Andrew sipped his own lager before setting it on the table between them. “I’m sorry for bringing you out here like this. I know you’re busy.”

“It’s not every day I get to drink wine in a classy bar,” Rachel answered. Two sips of wine and she was already starting to feel mellow, but maybe it was the atmosphere. She leaned her head back against the velvet armchair and glanced at Andrew; he was staring at his hands, frowning in thought.

“What do you do, exactly?” she asked. She didn’t want to talk about Claire just yet.

“I’m a civil engineer.”

“Impressive. You go to uni for that?” Of course he had, but she wanted to hear it anyway.

“Yes.”

“Where?”

“Cambridge.” He looked slightly discomfited, and Rachel smiled.
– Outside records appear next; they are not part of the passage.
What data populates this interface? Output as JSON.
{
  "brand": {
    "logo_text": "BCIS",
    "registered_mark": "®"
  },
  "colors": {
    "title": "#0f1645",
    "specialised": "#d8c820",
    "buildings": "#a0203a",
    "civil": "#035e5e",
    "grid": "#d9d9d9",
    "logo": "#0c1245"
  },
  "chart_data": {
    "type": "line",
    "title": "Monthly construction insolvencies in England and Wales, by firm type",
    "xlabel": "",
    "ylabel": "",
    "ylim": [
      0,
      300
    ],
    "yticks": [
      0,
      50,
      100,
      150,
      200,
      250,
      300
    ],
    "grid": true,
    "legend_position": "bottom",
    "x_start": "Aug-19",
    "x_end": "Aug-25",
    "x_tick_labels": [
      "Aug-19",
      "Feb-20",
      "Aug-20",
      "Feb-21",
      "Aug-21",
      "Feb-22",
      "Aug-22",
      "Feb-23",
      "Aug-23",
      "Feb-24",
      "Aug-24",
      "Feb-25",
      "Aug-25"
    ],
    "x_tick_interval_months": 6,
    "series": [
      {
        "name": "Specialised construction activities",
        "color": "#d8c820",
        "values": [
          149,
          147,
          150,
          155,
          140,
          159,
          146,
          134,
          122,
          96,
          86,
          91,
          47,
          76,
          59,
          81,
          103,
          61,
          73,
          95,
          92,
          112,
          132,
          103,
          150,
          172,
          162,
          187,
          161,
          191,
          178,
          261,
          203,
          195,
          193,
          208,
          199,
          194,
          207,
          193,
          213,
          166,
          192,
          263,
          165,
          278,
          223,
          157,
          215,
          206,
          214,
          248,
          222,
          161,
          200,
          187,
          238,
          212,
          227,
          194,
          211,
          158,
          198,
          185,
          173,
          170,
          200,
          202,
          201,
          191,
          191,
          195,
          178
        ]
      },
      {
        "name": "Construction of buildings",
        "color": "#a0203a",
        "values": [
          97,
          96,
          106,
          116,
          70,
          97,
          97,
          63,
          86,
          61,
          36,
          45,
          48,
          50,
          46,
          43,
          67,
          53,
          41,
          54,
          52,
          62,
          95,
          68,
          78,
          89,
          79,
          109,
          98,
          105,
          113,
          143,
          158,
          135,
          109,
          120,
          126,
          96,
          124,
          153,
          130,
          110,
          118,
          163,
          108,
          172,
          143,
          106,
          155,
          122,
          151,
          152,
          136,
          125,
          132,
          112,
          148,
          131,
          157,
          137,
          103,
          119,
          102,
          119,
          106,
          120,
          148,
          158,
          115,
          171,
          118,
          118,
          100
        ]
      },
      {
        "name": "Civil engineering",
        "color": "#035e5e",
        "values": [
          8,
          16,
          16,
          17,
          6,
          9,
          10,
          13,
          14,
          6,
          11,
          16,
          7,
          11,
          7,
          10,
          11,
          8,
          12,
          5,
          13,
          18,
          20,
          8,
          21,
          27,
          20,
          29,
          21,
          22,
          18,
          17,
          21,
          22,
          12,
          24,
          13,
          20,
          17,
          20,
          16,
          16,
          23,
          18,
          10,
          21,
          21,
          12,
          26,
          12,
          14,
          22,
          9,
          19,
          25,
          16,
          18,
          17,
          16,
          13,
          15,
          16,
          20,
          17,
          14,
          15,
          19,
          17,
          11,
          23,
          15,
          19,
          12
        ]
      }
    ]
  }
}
“I think I’ve heard of it.”

He smiled back, self-consciously, but at least he’d recognized she was joking. She almost wanted to tell him that she’d had a scholarship place at Durham, that she’d gone there for all of two weeks. Thankfully she resisted that temptation.

“And an MA too, I suppose?”

He nodded. “Also at Cambridge.”

“PhD?”

“Same.”

Seven or eight years of advanced education, then. She refused to give in to the petty impulse to feel jealous. “So why are you back in Hartley-by-the-Sea?”

“I have a couple days before my next project starts, down near Manchester. And I wanted to see Claire.”